Peanut went out into the warehouse, and as he passed the door to the storage room, he pounded on it, making a hollow drum sound, and he heard the dogs scurrying around, afraid-knowing it was him. They had been conditioned so that anybody, aside from the family, was food for them. They stayed in a steel room, ate out of ripped-open bags of dog food, lived in their own filth until one of the kids hosed it down. A vet had taken out their vocal cords when they were puppies. Peanut didn’t want his dogs to bark at intruders; he wanted them silent so if somebody broke into the warehouse looking to steal from the Smoots, they wouldn’t realize they were screwed until they were on the ground being torn limb from limb. Sure as dead’s cold, his dogs would do it right. Wasn’t like he hadn’t tested them before. He had been thinking that he might just try them out on Sarnov when he got a chance.
He wasn’t worried about the Dockery woman escaping, because between the dogs and the locked door, she couldn’t any more get out of here than she could turn herself into a cat. But if the dogs got her, there’d likely be blood evidence left in the dirt. He watched enough forensic TV shows to know what the cops could do with just a tiny amount of blood. Since this involved a federal judge, they’d use the FBI technicians to sift each dirt crumb for blood, he was sure of it.

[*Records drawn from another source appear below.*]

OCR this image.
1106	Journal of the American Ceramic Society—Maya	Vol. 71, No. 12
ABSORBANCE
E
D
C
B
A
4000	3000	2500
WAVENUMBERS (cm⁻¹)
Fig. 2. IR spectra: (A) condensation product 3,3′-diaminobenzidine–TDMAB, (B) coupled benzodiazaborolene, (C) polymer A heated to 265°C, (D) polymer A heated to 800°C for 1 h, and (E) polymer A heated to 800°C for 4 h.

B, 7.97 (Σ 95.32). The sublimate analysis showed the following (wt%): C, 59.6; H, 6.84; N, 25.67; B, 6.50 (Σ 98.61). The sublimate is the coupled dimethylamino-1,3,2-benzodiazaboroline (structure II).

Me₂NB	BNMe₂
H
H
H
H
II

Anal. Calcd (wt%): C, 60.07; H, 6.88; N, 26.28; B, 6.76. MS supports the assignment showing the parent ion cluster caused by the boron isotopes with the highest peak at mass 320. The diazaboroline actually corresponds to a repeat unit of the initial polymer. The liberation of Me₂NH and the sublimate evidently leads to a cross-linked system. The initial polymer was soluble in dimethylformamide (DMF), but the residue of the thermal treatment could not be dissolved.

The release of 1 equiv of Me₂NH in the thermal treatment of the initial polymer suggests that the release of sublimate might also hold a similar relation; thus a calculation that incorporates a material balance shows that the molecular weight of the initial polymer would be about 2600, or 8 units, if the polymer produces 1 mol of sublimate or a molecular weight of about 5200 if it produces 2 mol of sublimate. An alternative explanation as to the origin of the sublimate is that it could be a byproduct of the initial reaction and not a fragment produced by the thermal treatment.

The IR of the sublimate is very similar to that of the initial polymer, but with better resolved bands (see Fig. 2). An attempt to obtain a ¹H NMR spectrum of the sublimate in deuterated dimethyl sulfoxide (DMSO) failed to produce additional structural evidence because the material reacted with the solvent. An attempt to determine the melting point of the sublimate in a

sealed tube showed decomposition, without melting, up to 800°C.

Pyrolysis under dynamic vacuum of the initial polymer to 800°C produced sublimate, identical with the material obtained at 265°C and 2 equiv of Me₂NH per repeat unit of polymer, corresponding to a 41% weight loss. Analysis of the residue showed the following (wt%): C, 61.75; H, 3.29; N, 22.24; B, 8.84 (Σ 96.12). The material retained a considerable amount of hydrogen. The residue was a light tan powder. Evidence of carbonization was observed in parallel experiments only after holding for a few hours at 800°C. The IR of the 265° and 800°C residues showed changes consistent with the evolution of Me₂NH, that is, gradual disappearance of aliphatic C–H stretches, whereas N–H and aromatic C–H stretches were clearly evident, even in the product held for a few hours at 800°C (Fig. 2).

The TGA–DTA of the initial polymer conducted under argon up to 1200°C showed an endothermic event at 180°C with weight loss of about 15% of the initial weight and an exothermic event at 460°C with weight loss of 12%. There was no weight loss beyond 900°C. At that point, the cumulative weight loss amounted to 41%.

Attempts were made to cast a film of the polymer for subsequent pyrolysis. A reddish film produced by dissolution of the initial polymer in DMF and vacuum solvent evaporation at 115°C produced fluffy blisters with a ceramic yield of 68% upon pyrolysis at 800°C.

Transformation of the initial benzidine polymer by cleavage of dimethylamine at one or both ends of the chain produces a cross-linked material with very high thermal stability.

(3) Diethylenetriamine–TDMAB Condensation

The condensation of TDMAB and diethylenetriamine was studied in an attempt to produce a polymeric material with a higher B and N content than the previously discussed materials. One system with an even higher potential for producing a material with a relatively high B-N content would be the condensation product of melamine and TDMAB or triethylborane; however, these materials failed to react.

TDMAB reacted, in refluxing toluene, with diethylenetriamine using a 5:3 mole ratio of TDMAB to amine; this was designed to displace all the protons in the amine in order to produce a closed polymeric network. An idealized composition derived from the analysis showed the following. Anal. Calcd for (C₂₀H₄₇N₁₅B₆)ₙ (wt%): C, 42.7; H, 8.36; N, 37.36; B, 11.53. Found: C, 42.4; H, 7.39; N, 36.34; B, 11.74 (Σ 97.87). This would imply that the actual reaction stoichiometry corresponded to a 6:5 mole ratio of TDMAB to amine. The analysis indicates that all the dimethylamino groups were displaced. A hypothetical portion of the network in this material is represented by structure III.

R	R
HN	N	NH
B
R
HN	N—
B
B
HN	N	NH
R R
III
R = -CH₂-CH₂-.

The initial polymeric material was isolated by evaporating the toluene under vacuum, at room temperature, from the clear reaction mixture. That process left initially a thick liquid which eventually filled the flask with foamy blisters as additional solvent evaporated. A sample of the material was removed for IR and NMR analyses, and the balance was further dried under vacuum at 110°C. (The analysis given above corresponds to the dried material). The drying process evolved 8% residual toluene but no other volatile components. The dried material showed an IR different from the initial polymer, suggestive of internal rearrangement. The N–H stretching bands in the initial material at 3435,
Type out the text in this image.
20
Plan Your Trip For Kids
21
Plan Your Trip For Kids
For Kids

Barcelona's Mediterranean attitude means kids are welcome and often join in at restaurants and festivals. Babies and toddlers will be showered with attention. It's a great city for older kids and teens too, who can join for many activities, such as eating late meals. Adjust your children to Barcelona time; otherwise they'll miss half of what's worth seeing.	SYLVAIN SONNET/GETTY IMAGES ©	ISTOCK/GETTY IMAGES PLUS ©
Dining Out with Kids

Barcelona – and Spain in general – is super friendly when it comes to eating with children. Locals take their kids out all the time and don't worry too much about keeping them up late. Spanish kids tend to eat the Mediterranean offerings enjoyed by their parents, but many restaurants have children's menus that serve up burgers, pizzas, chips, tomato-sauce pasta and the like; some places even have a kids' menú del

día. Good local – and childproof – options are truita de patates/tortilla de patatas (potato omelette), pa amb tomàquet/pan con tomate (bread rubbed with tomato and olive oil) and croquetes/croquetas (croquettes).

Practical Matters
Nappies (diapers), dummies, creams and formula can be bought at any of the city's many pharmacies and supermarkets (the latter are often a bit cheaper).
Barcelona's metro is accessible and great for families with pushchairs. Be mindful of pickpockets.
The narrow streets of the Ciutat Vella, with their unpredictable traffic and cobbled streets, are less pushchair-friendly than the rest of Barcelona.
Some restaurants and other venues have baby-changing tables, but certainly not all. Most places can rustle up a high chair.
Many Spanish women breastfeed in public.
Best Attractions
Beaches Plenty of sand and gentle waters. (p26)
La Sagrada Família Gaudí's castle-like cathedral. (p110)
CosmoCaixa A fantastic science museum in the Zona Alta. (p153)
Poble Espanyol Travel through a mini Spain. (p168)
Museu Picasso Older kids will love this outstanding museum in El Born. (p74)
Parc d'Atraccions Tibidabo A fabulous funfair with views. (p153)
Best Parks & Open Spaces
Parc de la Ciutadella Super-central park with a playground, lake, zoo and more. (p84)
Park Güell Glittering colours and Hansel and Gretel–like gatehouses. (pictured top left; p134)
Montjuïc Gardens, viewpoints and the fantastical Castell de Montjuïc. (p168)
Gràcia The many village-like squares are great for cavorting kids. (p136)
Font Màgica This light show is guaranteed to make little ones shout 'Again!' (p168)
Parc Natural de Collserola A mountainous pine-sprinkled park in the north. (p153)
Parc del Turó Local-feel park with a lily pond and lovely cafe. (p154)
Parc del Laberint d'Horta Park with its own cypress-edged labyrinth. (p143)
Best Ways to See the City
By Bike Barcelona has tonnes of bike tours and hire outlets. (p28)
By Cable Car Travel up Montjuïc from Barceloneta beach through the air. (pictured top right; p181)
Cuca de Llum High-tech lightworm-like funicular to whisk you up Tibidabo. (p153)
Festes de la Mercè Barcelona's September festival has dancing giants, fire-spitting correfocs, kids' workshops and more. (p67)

Peanut went out the door, padlocking it behind him. He went directly to the shed and stood beside Buck, still lashed to the post. Peanut took out his knife, snapped it open, and showed Buck the blade so it reflected the light from the shed’s bare bulbs.

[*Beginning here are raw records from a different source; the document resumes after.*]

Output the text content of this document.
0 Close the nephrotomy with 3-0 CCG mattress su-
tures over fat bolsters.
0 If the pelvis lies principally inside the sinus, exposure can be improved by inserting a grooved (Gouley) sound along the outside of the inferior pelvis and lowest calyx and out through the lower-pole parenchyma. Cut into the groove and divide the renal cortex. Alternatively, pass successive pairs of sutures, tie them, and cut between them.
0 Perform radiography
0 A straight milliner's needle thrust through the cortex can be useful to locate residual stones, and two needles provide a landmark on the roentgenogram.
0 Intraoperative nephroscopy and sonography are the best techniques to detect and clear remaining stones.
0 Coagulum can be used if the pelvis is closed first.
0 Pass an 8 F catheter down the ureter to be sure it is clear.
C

“I’m going to say this one time, son. If you never listened to me before, you better do it now.”
“Damn it, Daddy, I already told you-”
“Shut up and listen!” Peanut growled, putting the blade against his son’s throat. “By God, if you so much as go into that barn, and I mean step through that damned door right over there for any reason, I will kill you. You will stay right out here in this shed. You got that?”
Buck nodded his head, eyes downcast.
“It was her-”
“I don’t care if she sticks a tittie up to that padlock hole over there, you just look at it from way over here.”
The twins giggled.
Peanut cut the ropes, waited for Buck to pull up his pants, then handed him a twelve-gauge shotgun that was leaned against a four-wheeler.

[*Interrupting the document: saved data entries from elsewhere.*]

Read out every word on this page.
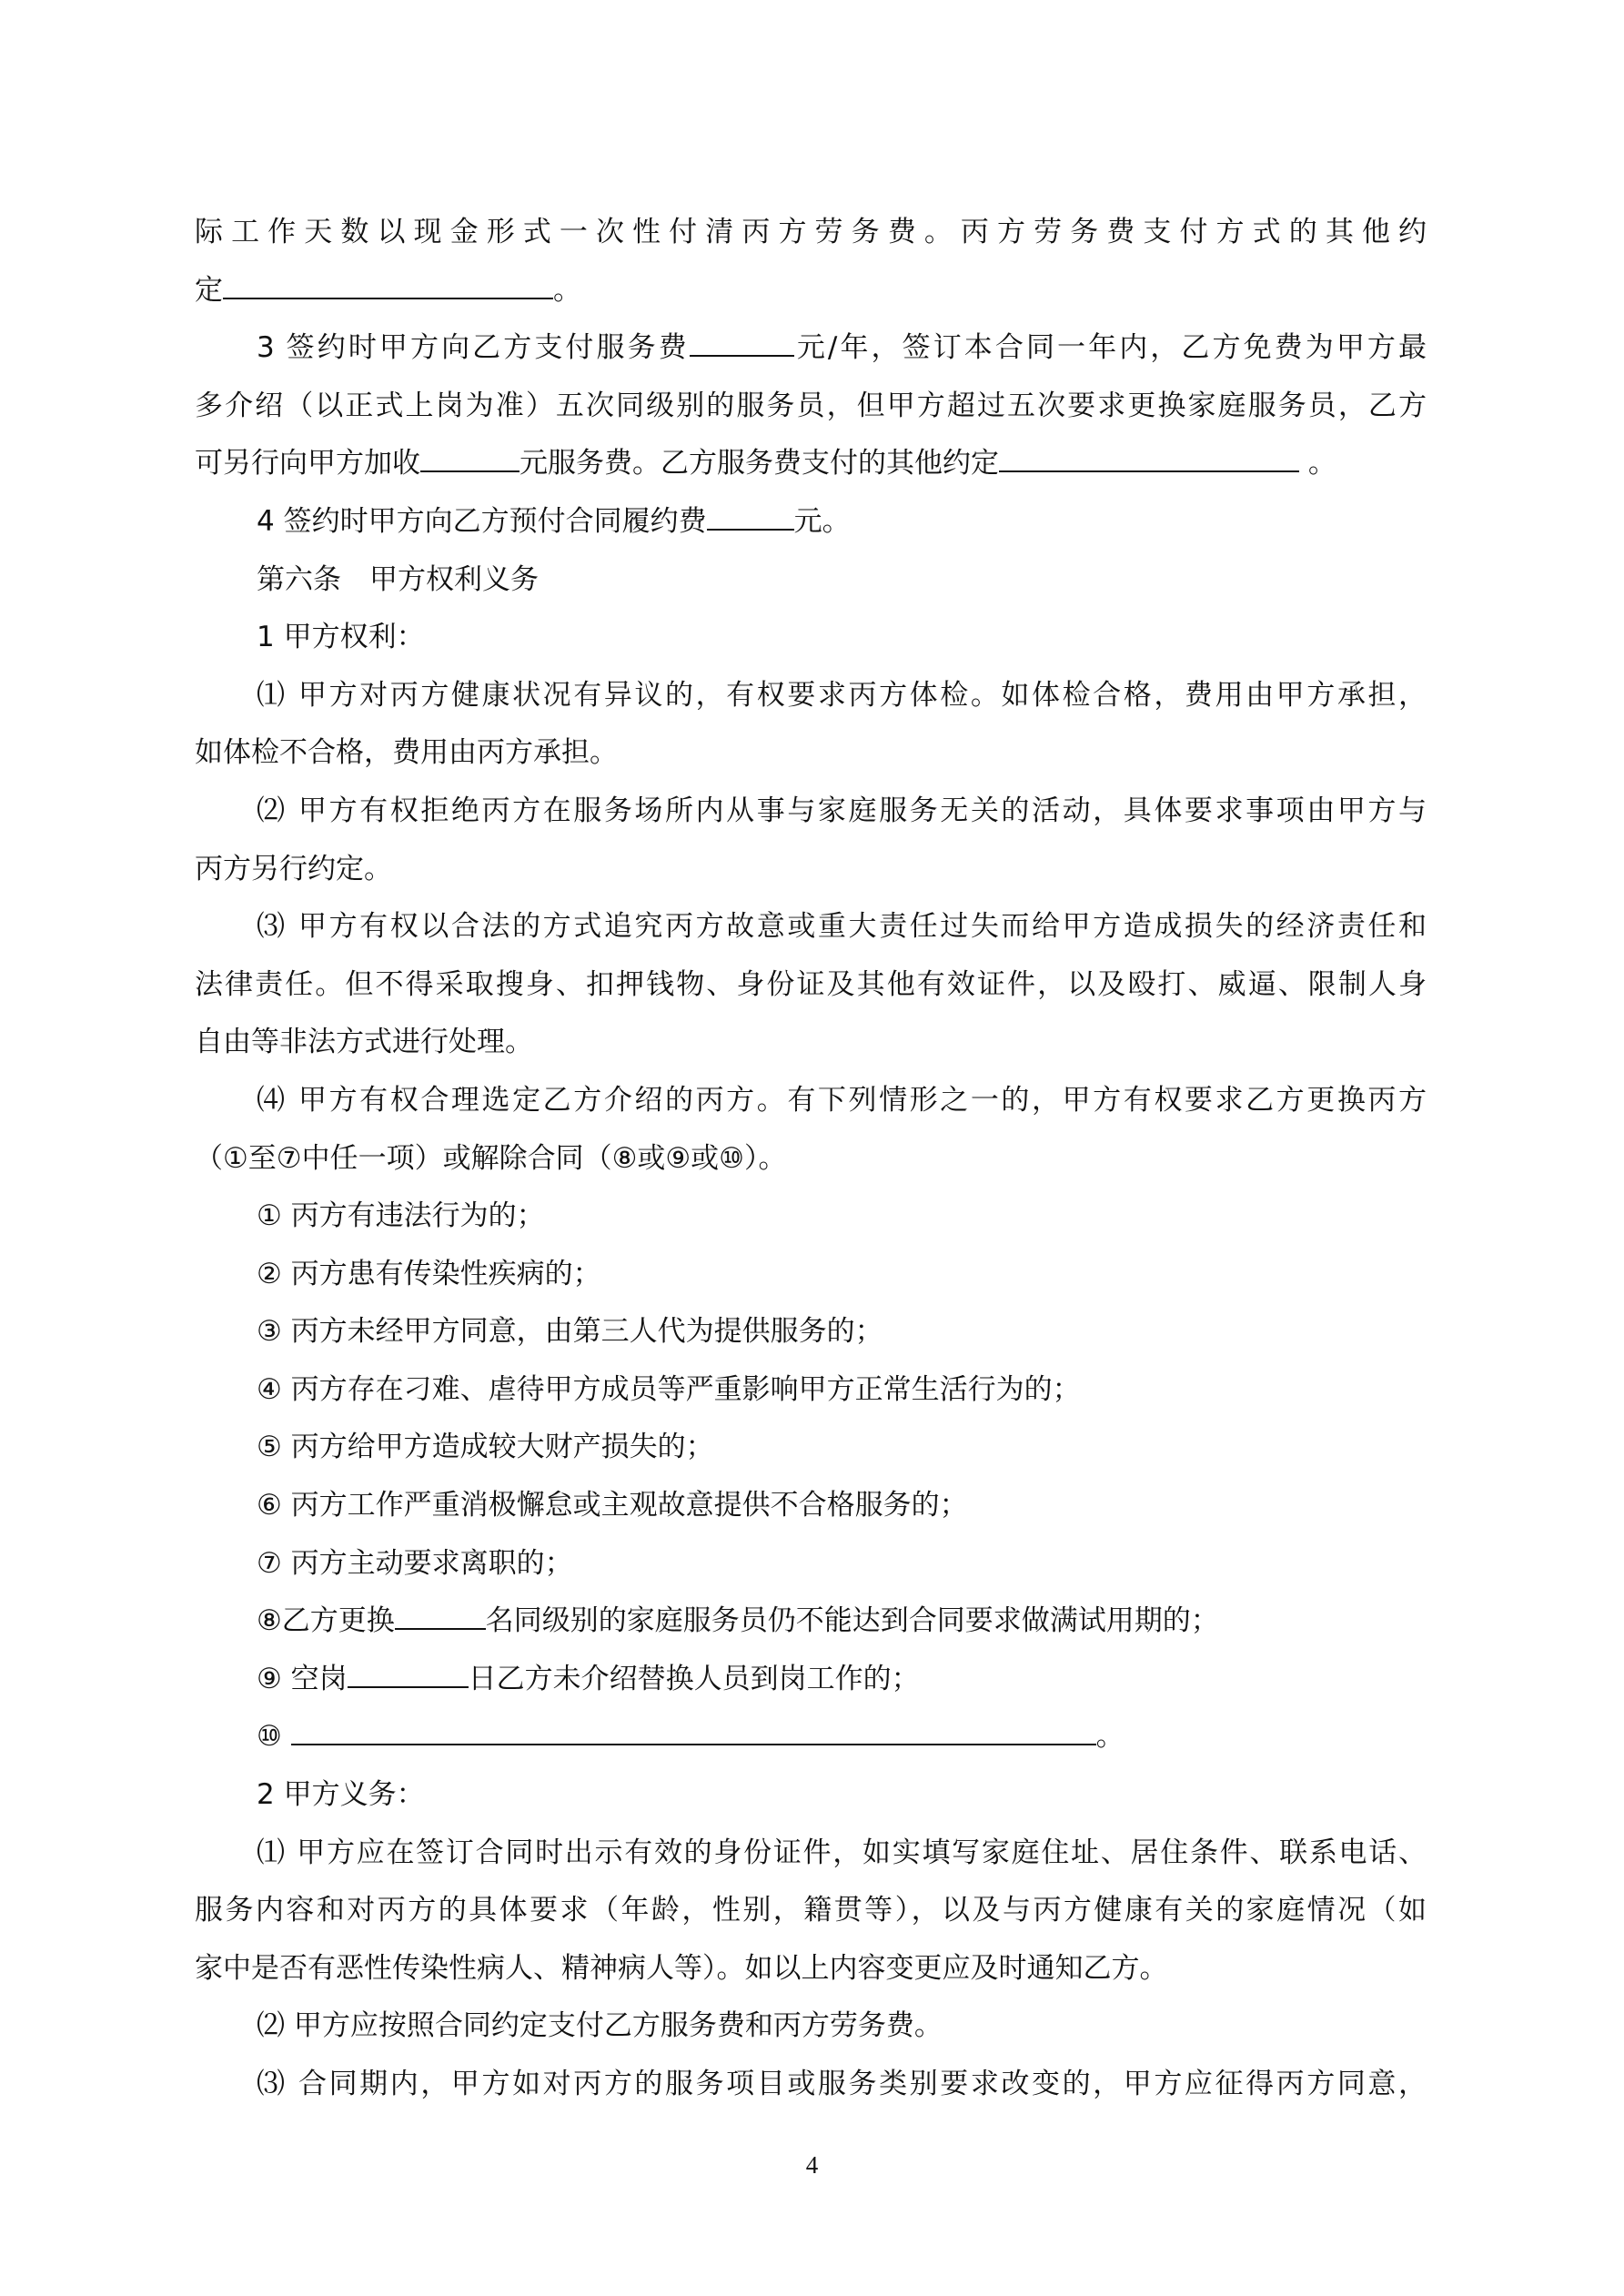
际工作天数以现金形式一次性付清丙方劳务费。丙方劳务费支付方式的其他约
定	。
3 签约时甲方向乙方支付服务费	元/年，签订本合同一年内，乙方免费为甲方最
多介绍（以正式上岗为准）五次同级别的服务员，但甲方超过五次要求更换家庭服务员，乙方
可另行向甲方加收	元服务费。乙方服务费支付的其他约定	。
4 签约时甲方向乙方预付合同履约费	元。
第六条　甲方权利义务
1 甲方权利：
⑴ 甲方对丙方健康状况有异议的，有权要求丙方体检。如体检合格，费用由甲方承担，
如体检不合格，费用由丙方承担。
⑵ 甲方有权拒绝丙方在服务场所内从事与家庭服务无关的活动，具体要求事项由甲方与
丙方另行约定。
⑶ 甲方有权以合法的方式追究丙方故意或重大责任过失而给甲方造成损失的经济责任和
法律责任。但不得采取搜身、扣押钱物、身份证及其他有效证件，以及殴打、威逼、限制人身
自由等非法方式进行处理。
⑷ 甲方有权合理选定乙方介绍的丙方。有下列情形之一的，甲方有权要求乙方更换丙方
（①至⑦中任一项）或解除合同（⑧或⑨或⑩）。
① 丙方有违法行为的；
② 丙方患有传染性疾病的；
③ 丙方未经甲方同意，由第三人代为提供服务的；
④ 丙方存在刁难、虐待甲方成员等严重影响甲方正常生活行为的；
⑤ 丙方给甲方造成较大财产损失的；
⑥ 丙方工作严重消极懈怠或主观故意提供不合格服务的；
⑦ 丙方主动要求离职的；
⑧乙方更换	名同级别的家庭服务员仍不能达到合同要求做满试用期的；
⑨ 空岗	日乙方未介绍替换人员到岗工作的；
⑩	。
2 甲方义务：
⑴ 甲方应在签订合同时出示有效的身份证件，如实填写家庭住址、居住条件、联系电话、
服务内容和对丙方的具体要求（年龄，性别，籍贯等），以及与丙方健康有关的家庭情况（如
家中是否有恶性传染性病人、精神病人等）。如以上内容变更应及时通知乙方。
⑵ 甲方应按照合同约定支付乙方服务费和丙方劳务费。
⑶ 合同期内，甲方如对丙方的服务项目或服务类别要求改变的，甲方应征得丙方同意，
4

“Come on, y’all,” Peanut told the twins. “I’ll give you a ride up to the gate.”
Burt and Curt climbed into the truck’s bed. Peanut looked in the rearview at Buck, who was in the shed shooting the bird at the twins for tying him up. He sure as hell wasn’t mad enough to tell his daddy to go screw himself. When Peanut got to the gate, he stopped for the twins to jump down from the bed and waited until Curt opened it up.
“Don’t either one of you move from right here until I get back. Anybody comes in through that gate that you don’t know, you shoot them. Hide over there together,” he said, pointing, “and watch the road. Anybody but me comes through the gate, blow their damned head off.” Peanut wanted the twins on the same side of the gate so in case they got excited and happened to shoot they wouldn’t risk killing one another.
“I mean anybody you don’t know. Strangers or cops.” Peanut drove through the gate, hoping they would do exactly as he told them. The twins were not retarded by a long shot, but they thought differently.
He prayed he hadn’t left any “idiot” loopholes they might fall through and do something disastrous. His father had often said that you can’t make anything foolproof, on account of fools are ingenious at finding new ways to mess things up. Boy, was that the truth.